Wednesday, Jul 29, 2009 at 16:30
Appreciate your point about resources, and my knowledge of Australia-specific SAR techniques is not extensive in this area, so I stand ready to be corrected, however:
Your described heart-attack scenario smacks of sensationalist possibilities, ifs, buts and maybes. Today Tonight in short. Delivering such emotive possibilities muddies the discussion and doesn't reflect my knowledge of incident response.
Police have a civic duty of care to the public. In such situations they should be the default incident co-ordination. STAR was set up as a specialist unit by SA Police almost 30 years ago. Amongst its specific remits is SAR. If they're not rescuing someone, they're training for it. They are a 24/7 unit for many scenarios specifically including this one. They are not beat cops. If no-one gets lost, we (or specifically SA residents) still pay for them.
The SES also has a specific SAR remit. They are set up, maintained and supported for this specific purpose. CFS does not have this specifically in its remit, but does provide support and is often intrinsically linked in many locales.
I'm not sure what incident co-ordinator with the limited paramedic resources you describe would direct front-line ambulances to anywhere, specific or general, on a hunch. That's tabloid talk. SES would handle first-aid and possibly paramedic, with approriate resources directed as required on locating the subjects. Find the buggers, then direct the medical resource (or black van), ideally aerial and surplus to op reqs, otherwise they're chasing shadows.
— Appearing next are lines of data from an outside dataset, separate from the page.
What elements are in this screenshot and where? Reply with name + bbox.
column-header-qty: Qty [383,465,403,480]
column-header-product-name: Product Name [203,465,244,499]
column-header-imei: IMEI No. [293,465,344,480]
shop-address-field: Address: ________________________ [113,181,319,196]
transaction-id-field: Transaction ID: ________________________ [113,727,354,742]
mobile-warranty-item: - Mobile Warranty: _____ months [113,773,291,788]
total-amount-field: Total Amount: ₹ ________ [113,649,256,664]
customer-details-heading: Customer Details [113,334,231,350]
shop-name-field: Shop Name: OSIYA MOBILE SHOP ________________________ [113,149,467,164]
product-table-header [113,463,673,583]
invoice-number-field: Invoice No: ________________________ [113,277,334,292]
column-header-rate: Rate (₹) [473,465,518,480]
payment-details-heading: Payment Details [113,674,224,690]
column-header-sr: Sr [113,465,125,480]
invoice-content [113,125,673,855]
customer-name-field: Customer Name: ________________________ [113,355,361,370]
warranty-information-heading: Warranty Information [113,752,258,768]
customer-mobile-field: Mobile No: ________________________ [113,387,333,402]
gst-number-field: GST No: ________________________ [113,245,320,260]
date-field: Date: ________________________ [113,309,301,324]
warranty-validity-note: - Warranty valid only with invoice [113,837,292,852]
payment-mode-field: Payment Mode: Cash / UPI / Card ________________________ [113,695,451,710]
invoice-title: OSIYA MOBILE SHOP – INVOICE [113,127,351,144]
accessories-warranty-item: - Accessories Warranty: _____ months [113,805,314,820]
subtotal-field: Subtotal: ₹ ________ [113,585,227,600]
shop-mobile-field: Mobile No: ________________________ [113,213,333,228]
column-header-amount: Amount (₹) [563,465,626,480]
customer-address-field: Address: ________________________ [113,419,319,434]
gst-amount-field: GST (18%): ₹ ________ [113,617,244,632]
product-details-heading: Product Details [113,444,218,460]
Maybe Oz protocol is different.
Farmers are a useful, but unreliable (due to their work, not their attitude!) resource and are usually ill-equipped to deal with anything more than a bogged truck. If someone is lost, any scenario is possible.
Now to this example - these blokes are in the middle of a *270,000 ha*
park. Now I don't know it specifically, but even if they did tell someone that was their destination, then it's a bloody big area to sweep.
So you're in the middle of a 270,000 ha
park and you've got a UHF with its very limited range. Maybe there will be someone, maybe there won't. Likely not.
Hell even if I pinged my SPOT for full emergency, I wouldn't expect assistance for at best 3 hours in such a location, even by air. Even then, they don't know if I'm simply bogged (in which case myself I'd use the less urgent help feature) or injured. An "army" is coming, like it or not. I kid you not - mainly because it's a live job not an exercise and they all want to play and find you!
So to insurance.
Well, one can argue for insurance, but it tends to actually cause more problems than it solves. It costs to administer and drives utility prices up as
well as a two-tier expectation. As I mentioned before, the costs and criteria attributed to a rescuee is very, very subjective and I note you've avoided that critical point. I think it would be unworkable or cost more to implement than it saves. Actually - that makes it a perfect Govt initiative!
So back to my points:
I don't consider it practical, for "punters" to specifically insure against this, over and above that offered by their normal motor insurance, for normal gazetted roads. Can you put a price on a recovery - and which do and don't pay?
I think that the use / hire / free provision and need for effective emergency comms - EPIRB, SPOT, Satphone should be more widely informed - educate.
If the great unwashed are put off by from enjoying our country by the inevitability of some getting stuck and having to remortgage their house to pay, then I feel we've lost the spirit of Exploroz and leaving home at all.
Bonus thought - considering Exploroz's enormous influence on local and international 4WDers, perhaps a specific "Basics" section could / should be highlighted on the home page, so we are doing our bit for this cause. I hope this isn't buried too deep to be noted!